Schumer Vows a Full Court Press on Mortgage Industry Regulation
Senator Charles Schumer (D-NY) is making more than his fair share of headlines today by cranking up the heat on the mortgage industry at a Reuters-sponsored Regulation Summit in Washington. Beyond suggesting that the GSEs need to consider so-called partial charge-offs for 'underwater' borrowers facing difficulty making their mortgage payments, Schumer also vowed Wednesday to pass federal regulation of mortgage brokers, and said that a formal investigation on rating agencies may be in the offing. From Reuters' coverage of its own event:
"We will get that passed this year. There will be regulation of mortgage brokers, as there should be, at the federal level," said Sen. Charles Schumer, a New York Democrat and chairman of Congress' Joint Economic Committee. He also called for reform of credit rating agencies. "I am seriously looking at, and our committee is going to hold hearings, on the credit rating agencies ... "Maybe the structure should change. There's a built-in conflict of interest," Schumer said in remarks at the Reuters Regulation Summit in Washington.HW readers know that rating agencies -- Standard & Poor's, Moody's Investors Service and Fitch Ratings -- have been taking plenty of heat as of late from investors and regulators alike. A recent proposal earlier this week by Moody's to alter how it rates structured finance issuances, part of an attempt to rebuild investor confidence, has led to plenty of eye-rolling among various commentators.

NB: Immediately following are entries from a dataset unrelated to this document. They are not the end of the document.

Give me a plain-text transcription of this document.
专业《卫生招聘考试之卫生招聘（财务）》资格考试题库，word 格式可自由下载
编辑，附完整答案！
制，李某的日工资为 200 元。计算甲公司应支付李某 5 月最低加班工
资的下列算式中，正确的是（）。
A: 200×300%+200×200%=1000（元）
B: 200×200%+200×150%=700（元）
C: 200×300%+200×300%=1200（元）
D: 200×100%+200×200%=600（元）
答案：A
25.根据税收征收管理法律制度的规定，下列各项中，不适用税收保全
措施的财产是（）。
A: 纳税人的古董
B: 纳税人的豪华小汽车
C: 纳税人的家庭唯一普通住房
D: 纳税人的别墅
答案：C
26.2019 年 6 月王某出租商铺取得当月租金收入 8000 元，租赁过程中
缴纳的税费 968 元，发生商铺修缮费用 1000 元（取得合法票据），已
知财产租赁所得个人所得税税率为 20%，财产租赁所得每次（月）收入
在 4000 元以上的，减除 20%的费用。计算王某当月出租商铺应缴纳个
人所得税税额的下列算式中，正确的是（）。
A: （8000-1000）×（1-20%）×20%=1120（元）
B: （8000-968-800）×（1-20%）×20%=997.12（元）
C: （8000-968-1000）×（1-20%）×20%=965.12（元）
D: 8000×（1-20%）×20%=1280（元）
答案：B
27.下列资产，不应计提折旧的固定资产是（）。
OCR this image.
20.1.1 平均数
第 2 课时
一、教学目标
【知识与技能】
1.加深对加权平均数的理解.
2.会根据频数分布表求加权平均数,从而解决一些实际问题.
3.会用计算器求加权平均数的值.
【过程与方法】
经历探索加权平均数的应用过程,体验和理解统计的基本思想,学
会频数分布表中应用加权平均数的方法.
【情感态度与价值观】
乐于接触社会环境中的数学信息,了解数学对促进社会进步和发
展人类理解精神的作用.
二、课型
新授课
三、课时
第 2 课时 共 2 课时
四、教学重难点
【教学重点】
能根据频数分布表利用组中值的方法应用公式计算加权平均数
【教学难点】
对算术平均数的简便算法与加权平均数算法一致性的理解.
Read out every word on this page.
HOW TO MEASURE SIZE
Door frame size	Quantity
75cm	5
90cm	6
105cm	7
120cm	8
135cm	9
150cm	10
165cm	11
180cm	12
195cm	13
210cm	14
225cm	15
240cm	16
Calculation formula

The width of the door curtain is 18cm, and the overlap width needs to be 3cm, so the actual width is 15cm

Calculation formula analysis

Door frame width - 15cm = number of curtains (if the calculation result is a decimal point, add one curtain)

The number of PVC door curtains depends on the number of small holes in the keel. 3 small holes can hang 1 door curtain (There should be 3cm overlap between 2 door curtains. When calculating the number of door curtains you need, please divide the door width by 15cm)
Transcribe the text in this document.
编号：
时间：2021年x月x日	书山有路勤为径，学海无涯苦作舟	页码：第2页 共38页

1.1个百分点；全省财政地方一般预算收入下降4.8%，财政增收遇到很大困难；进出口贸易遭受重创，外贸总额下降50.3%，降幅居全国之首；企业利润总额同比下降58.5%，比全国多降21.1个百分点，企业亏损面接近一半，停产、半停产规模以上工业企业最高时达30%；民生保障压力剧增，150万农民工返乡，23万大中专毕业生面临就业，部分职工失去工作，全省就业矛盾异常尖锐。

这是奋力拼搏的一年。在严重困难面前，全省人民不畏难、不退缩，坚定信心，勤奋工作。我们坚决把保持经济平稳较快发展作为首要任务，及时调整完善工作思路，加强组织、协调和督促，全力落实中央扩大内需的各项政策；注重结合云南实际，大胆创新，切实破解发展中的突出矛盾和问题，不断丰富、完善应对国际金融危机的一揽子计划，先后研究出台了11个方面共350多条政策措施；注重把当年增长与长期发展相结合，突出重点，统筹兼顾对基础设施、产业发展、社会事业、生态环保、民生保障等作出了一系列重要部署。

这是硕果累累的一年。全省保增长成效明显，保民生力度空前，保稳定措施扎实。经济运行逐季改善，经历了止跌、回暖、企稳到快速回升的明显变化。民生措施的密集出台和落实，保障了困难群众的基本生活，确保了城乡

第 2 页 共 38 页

Late Wednesday the Wall Street Journal reported that Standard & Poor's is set to release its own plan aimed at countering conflict of interest claims. A Senate bill targeting federal regulation of mortgage brokers was introduced late last year by Senator Chris Dodd (D-CT) -- the Homeownership Preservation and Protection Act (S 2452) -- which would, among other provisions, prohibit the use of yield spread premium on all non-traditional mortgages as well as estalish a fiduciary relationship between brokers and borrowers. It's unclear if the current Senate bill has bipartisan support or not; it has been referred to the Senate Committee on Banking, Housing, and Urban Affairs for markup.